Tudo isso acontece em meio a uma das mais graves crises da nossa história, se não a mais grave delas, cujo desfecho vai determinar o futuro do País nas próximas décadas. Salta aos olhos que, em meio a uma crise civilizatória global, vivemos um impasse semelhante ao experimentado nas últimas décadas do século XIX, com o esgotamente do modelo sócio-econômico baseado na escravidão - o qual, mal resolvido pelas classes dirigentes e elites da época, está na raiz de grande parte das profundas desigualdades sócio-econômicas que hoje representam um pesadíssimo fardo a ameaçar as perspectivas do País.

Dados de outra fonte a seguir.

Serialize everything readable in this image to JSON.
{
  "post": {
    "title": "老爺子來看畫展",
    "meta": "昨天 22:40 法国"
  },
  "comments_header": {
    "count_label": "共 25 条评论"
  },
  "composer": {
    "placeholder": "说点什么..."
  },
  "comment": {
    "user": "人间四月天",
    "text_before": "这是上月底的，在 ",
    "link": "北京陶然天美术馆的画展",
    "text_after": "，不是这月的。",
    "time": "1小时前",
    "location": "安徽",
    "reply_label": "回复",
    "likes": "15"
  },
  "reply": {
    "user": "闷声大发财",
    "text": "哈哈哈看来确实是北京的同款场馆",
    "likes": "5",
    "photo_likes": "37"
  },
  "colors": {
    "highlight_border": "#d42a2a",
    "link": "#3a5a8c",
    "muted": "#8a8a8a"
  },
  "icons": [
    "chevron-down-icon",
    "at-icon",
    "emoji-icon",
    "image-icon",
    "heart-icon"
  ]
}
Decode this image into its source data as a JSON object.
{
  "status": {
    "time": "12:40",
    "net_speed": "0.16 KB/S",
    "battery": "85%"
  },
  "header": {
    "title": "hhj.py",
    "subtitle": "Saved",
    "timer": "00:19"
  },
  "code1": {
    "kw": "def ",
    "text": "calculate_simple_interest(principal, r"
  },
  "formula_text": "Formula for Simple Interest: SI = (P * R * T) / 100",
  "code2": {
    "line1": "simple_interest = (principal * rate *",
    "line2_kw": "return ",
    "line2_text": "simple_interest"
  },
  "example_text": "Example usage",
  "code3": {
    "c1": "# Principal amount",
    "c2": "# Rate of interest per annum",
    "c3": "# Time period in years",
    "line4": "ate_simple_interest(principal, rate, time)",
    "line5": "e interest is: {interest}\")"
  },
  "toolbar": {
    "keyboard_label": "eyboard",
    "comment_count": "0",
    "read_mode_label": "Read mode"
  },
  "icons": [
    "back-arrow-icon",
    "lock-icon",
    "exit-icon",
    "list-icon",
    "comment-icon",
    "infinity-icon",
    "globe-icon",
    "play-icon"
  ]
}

Naquele momento, era patente para os espíritos mais lúcidos que o fim da escravidão teria que ser acompanhado por medidas concretas para assegurar aos libertos condições mínimas da adaptação às novas vidas. Por isso, abolicionistas como Joaquim Nabuco e André Rebouças - e, sabe-se hoje, a própria princesa Isabel - propunham que cada família liberta recebesse do governo um pequeno lote de terra para recomeçar a vida.
Tendo sido a proposta rechaçada pelas oligarquias dominantes e seus representantes políticos, criou-se uma vasta camada de indivíduos desprovidos de meios para se inserir devidamente em uma economia que já começava a se diversificar, com o início da industrialização, e incapaz de constituir uma cidadania apta a contribuir para a construção de uma nação moderna.
Hoje, vivemos um dilema parecido, com a submissão quase total das políticas públicas ao rentismo e à financeirização da economia e a apropriação maciça dos frutos dos esforços da população - aí incluída grande parte do empresariado - pelo setor financeiro, cujos lucros não cessam de crescer.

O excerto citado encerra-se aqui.